This "bad-list" lookup would have a minor impact as a negative
result. This lookup would not need to be made when the HELO is with
the signature's domain. A user-key lookup would likely be just as
frequent due to DNS cache concerns. As least with the revocation-
identifier there could be a method to eliminate the lookup in most
cases. A bad identifier could be safely given a long time to
live as
well.
From the point of view of getting DKIM chartered I think it is probably
sufficient to note that schemes of this type have existed in the past
and were very successful until the majority of spammers began to modify
each message.
There were two principle weaknesses in DCC, the first was the tactical
problem of defeating hashbusting, the second was that is was vulnerable
as a censorship scheme.
DKIM eliminates the hashbusting problem but the censorship issue is
still there. My confidence in Vernon's ability to solve it is in no way
enhanced by his habit of reporting people as spammers because he simply
didn't like them.
If DCC is going to work there has to be accountability for the
moderators. Otherwise you get issues like people signing up for MoveOn
or the Drudge Report for the sole purpose of reporting posts as spam.

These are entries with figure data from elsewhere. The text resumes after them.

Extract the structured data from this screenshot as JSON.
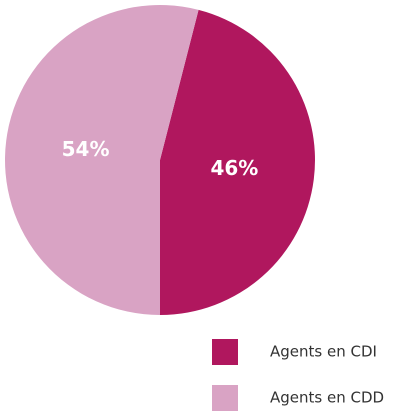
{
  "chart_data": {
    "type": "pie",
    "categories": [
      "Agents en CDI",
      "Agents en CDD"
    ],
    "values": [
      46,
      54
    ],
    "value_labels": [
      "46%",
      "54%"
    ],
    "colors": [
      "#b0175e",
      "#d9a3c4"
    ],
    "legend": "bottom-right"
  }
}
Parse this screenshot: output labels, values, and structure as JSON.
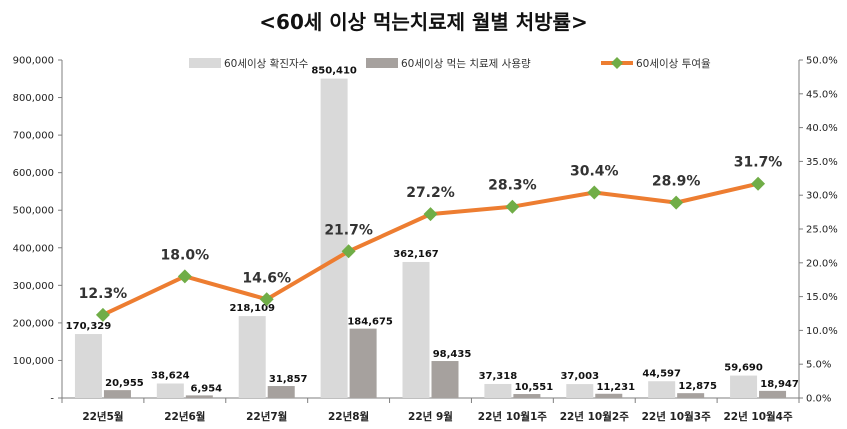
{
  "chart_data": {
    "type": "bar+line",
    "title": "<60세 이상 먹는치료제 월별 처방률>",
    "categories": [
      "22년5월",
      "22년6월",
      "22년7월",
      "22년8월",
      "22년 9월",
      "22년 10월1주",
      "22년 10월2주",
      "22년 10월3주",
      "22년 10월4주"
    ],
    "series": [
      {
        "name": "60세이상 확진자수",
        "type": "bar",
        "axis": "left",
        "color": "#d9d9d9",
        "values": [
          170329,
          38624,
          218109,
          850410,
          362167,
          37318,
          37003,
          44597,
          59690
        ],
        "labels": [
          "170,329",
          "38,624",
          "218,109",
          "850,410",
          "362,167",
          "37,318",
          "37,003",
          "44,597",
          "59,690"
        ]
      },
      {
        "name": "60세이상 먹는 치료제 사용량",
        "type": "bar",
        "axis": "left",
        "color": "#a6a19e",
        "values": [
          20955,
          6954,
          31857,
          184675,
          98435,
          10551,
          11231,
          12875,
          18947
        ],
        "labels": [
          "20,955",
          "6,954",
          "31,857",
          "184,675",
          "98,435",
          "10,551",
          "11,231",
          "12,875",
          "18,947"
        ]
      },
      {
        "name": "60세이상 투여율",
        "type": "line",
        "axis": "right",
        "color": "#ed7d31",
        "marker_color": "#70ad47",
        "values": [
          12.3,
          18.0,
          14.6,
          21.7,
          27.2,
          28.3,
          30.4,
          28.9,
          31.7
        ],
        "labels": [
          "12.3%",
          "18.0%",
          "14.6%",
          "21.7%",
          "27.2%",
          "28.3%",
          "30.4%",
          "28.9%",
          "31.7%"
        ]
      }
    ],
    "y_left": {
      "min": 0,
      "max": 900000,
      "step": 100000,
      "ticks": [
        "-",
        "100,000",
        "200,000",
        "300,000",
        "400,000",
        "500,000",
        "600,000",
        "700,000",
        "800,000",
        "900,000"
      ]
    },
    "y_right": {
      "min": 0,
      "max": 50,
      "step": 5,
      "ticks": [
        "0.0%",
        "5.0%",
        "10.0%",
        "15.0%",
        "20.0%",
        "25.0%",
        "30.0%",
        "35.0%",
        "40.0%",
        "45.0%",
        "50.0%"
      ]
    },
    "legend_position": "top"
  }
}
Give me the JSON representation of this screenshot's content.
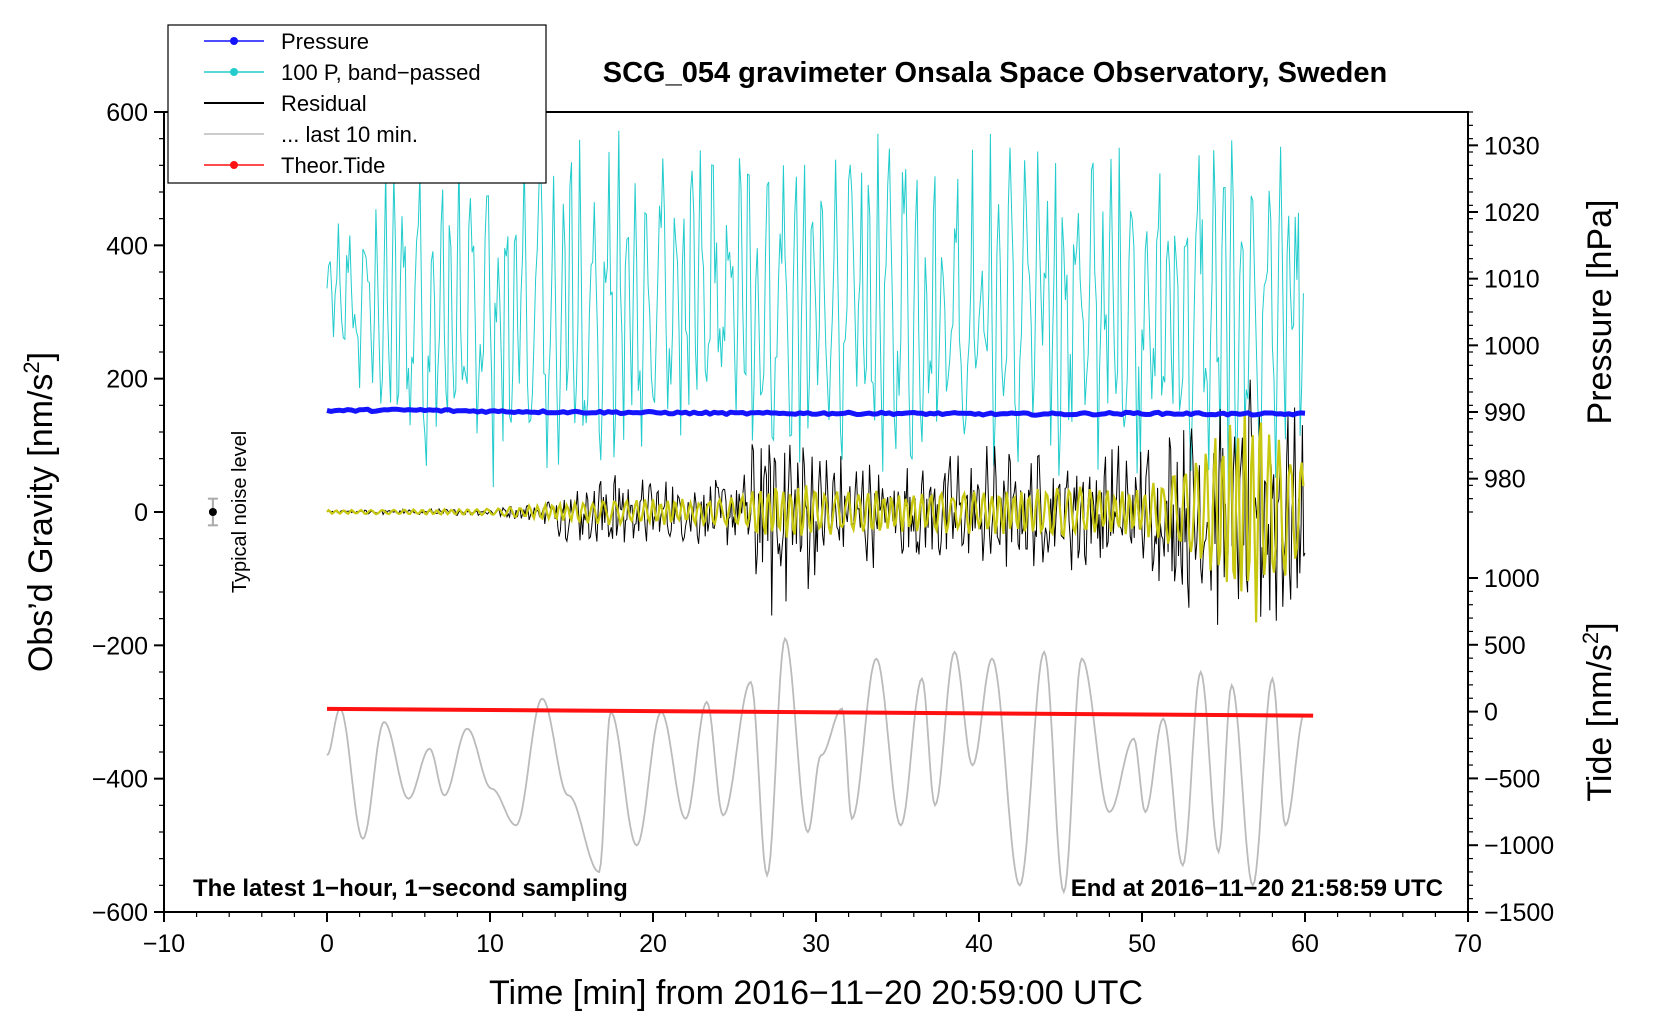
{
  "chart_data": {
    "type": "line",
    "title": "SCG_054 gravimeter Onsala Space Observatory, Sweden",
    "xlabel": "Time [min] from 2016−11−20 20:59:00 UTC",
    "ylabel": "Obs’d Gravity [nm/s²]",
    "ylabel_main": "Obs’d Gravity [nm/s",
    "ylabel_sup": "2",
    "ylabel_close": "]",
    "y2label_pressure": "Pressure [hPa]",
    "y2label_tide": "Tide [nm/s²]",
    "y2label_tide_main": "Tide [nm/s",
    "y2label_tide_sup": "2",
    "y2label_tide_close": "]",
    "xlim": [
      -10,
      70
    ],
    "ylim": [
      -600,
      600
    ],
    "pressure_axis_range": [
      975,
      1035
    ],
    "tide_axis_range": [
      -1500,
      1000
    ],
    "x_ticks": [
      -10,
      0,
      10,
      20,
      30,
      40,
      50,
      60,
      70
    ],
    "x_tick_labels": [
      "−10",
      "0",
      "10",
      "20",
      "30",
      "40",
      "50",
      "60",
      "70"
    ],
    "y_ticks": [
      -600,
      -400,
      -200,
      0,
      200,
      400,
      600
    ],
    "y_tick_labels": [
      "−600",
      "−400",
      "−200",
      "0",
      "200",
      "400",
      "600"
    ],
    "pressure_ticks": [
      980,
      990,
      1000,
      1010,
      1020,
      1030
    ],
    "pressure_tick_labels": [
      "980",
      "990",
      "1000",
      "1010",
      "1020",
      "1030"
    ],
    "tide_ticks": [
      -1500,
      -1000,
      -500,
      0,
      500,
      1000
    ],
    "tide_tick_labels": [
      "−1500",
      "−1000",
      "−500",
      "0",
      "500",
      "1000"
    ],
    "legend": [
      {
        "label": "Pressure",
        "color": "#1414ff",
        "marker": true
      },
      {
        "label": "100 P, band−passed",
        "color": "#22cccc",
        "marker": true
      },
      {
        "label": "Residual",
        "color": "#000000",
        "marker": false
      },
      {
        "label": "... last 10 min.",
        "color": "#bbbbbb",
        "marker": false
      },
      {
        "label": "Theor.Tide",
        "color": "#ff1111",
        "marker": true
      }
    ],
    "legend_position": "top-left",
    "annotations": {
      "bottom_left": "The latest 1−hour, 1−second sampling",
      "bottom_right": "End at 2016−11−20 21:58:59 UTC",
      "noise_label": "Typical noise level"
    },
    "noise_marker": {
      "x": -7,
      "y": 0,
      "error": 20
    },
    "series": [
      {
        "name": "Pressure",
        "color": "#1414ff",
        "axis": "pressure",
        "x": [
          0,
          5,
          10,
          15,
          20,
          25,
          30,
          35,
          40,
          45,
          50,
          55,
          60
        ],
        "values": [
          990.2,
          990.3,
          990.1,
          990.0,
          989.9,
          989.8,
          989.8,
          989.8,
          989.7,
          989.7,
          989.8,
          989.7,
          989.7
        ]
      },
      {
        "name": "100 P, band−passed",
        "color": "#22cccc",
        "axis": "gravity",
        "x": [
          0,
          5,
          10,
          15,
          20,
          25,
          30,
          35,
          40,
          45,
          50,
          55,
          60
        ],
        "values": [
          320,
          300,
          280,
          300,
          310,
          320,
          300,
          310,
          300,
          310,
          300,
          290,
          300
        ],
        "amplitude": [
          110,
          230,
          240,
          260,
          240,
          230,
          240,
          240,
          250,
          250,
          240,
          260,
          230
        ]
      },
      {
        "name": "Residual",
        "color": "#000000",
        "axis": "gravity",
        "x": [
          0,
          5,
          10,
          13,
          17,
          20,
          25,
          27,
          28.5,
          30,
          35,
          40,
          45,
          50,
          54,
          57,
          60
        ],
        "values": [
          0,
          0,
          0,
          0,
          0,
          0,
          0,
          0,
          0,
          0,
          0,
          0,
          0,
          0,
          0,
          0,
          0
        ],
        "amplitude": [
          4,
          5,
          6,
          20,
          90,
          60,
          60,
          200,
          200,
          110,
          90,
          120,
          100,
          130,
          190,
          240,
          160
        ]
      },
      {
        "name": "Residual filtered (yellow)",
        "color": "#c8c810",
        "axis": "gravity",
        "x": [
          0,
          5,
          10,
          13,
          17,
          20,
          25,
          27,
          30,
          35,
          40,
          45,
          50,
          53,
          55,
          57,
          60
        ],
        "values": [
          0,
          0,
          0,
          0,
          0,
          0,
          0,
          0,
          0,
          0,
          0,
          0,
          0,
          0,
          0,
          0,
          0
        ],
        "amplitude": [
          3,
          4,
          5,
          12,
          20,
          20,
          22,
          45,
          40,
          30,
          35,
          40,
          35,
          80,
          140,
          170,
          90
        ]
      },
      {
        "name": "... last 10 min.",
        "color": "#bbbbbb",
        "axis": "gravity",
        "x": [
          0,
          0.8,
          2.2,
          3.5,
          5,
          6.3,
          7.2,
          8.6,
          10.1,
          11.6,
          13.2,
          14.8,
          16.7,
          17.4,
          19,
          20.5,
          22,
          23.3,
          24.3,
          26,
          27,
          28.1,
          29.5,
          30.3,
          31.6,
          32.2,
          33.7,
          35.2,
          36.5,
          37.3,
          38.5,
          39.6,
          40.8,
          42.5,
          44,
          45.2,
          46.3,
          48,
          49.5,
          50.2,
          51.3,
          52.5,
          53.6,
          54.7,
          55.5,
          56.8,
          58,
          58.8,
          60
        ],
        "values": [
          -365,
          -295,
          -490,
          -315,
          -430,
          -355,
          -425,
          -325,
          -415,
          -470,
          -280,
          -425,
          -540,
          -300,
          -500,
          -300,
          -460,
          -285,
          -455,
          -255,
          -545,
          -190,
          -480,
          -365,
          -295,
          -460,
          -220,
          -470,
          -250,
          -440,
          -210,
          -380,
          -220,
          -560,
          -210,
          -570,
          -220,
          -450,
          -340,
          -450,
          -310,
          -530,
          -240,
          -510,
          -260,
          -560,
          -250,
          -470,
          -300
        ]
      },
      {
        "name": "Theor.Tide",
        "color": "#ff1111",
        "axis": "tide",
        "x": [
          0,
          60.5
        ],
        "values": [
          20,
          -30
        ]
      }
    ]
  }
}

From a timing point of view this is a second order problem, it is
dealing with the spammer response which is unlikely to appear until DKIM
is widely deployed. I think it is a good thing to start building
prototypes to meet the anticipated attack but far too soon to think
about a formal standards process.
One area we might want to anticipate DCC like schemes though would be in
advice to mailing list software to offer the option of signing the
message for each recipient rather than signing the message once and for
all. This would avoid or at least reduce the censorship problem.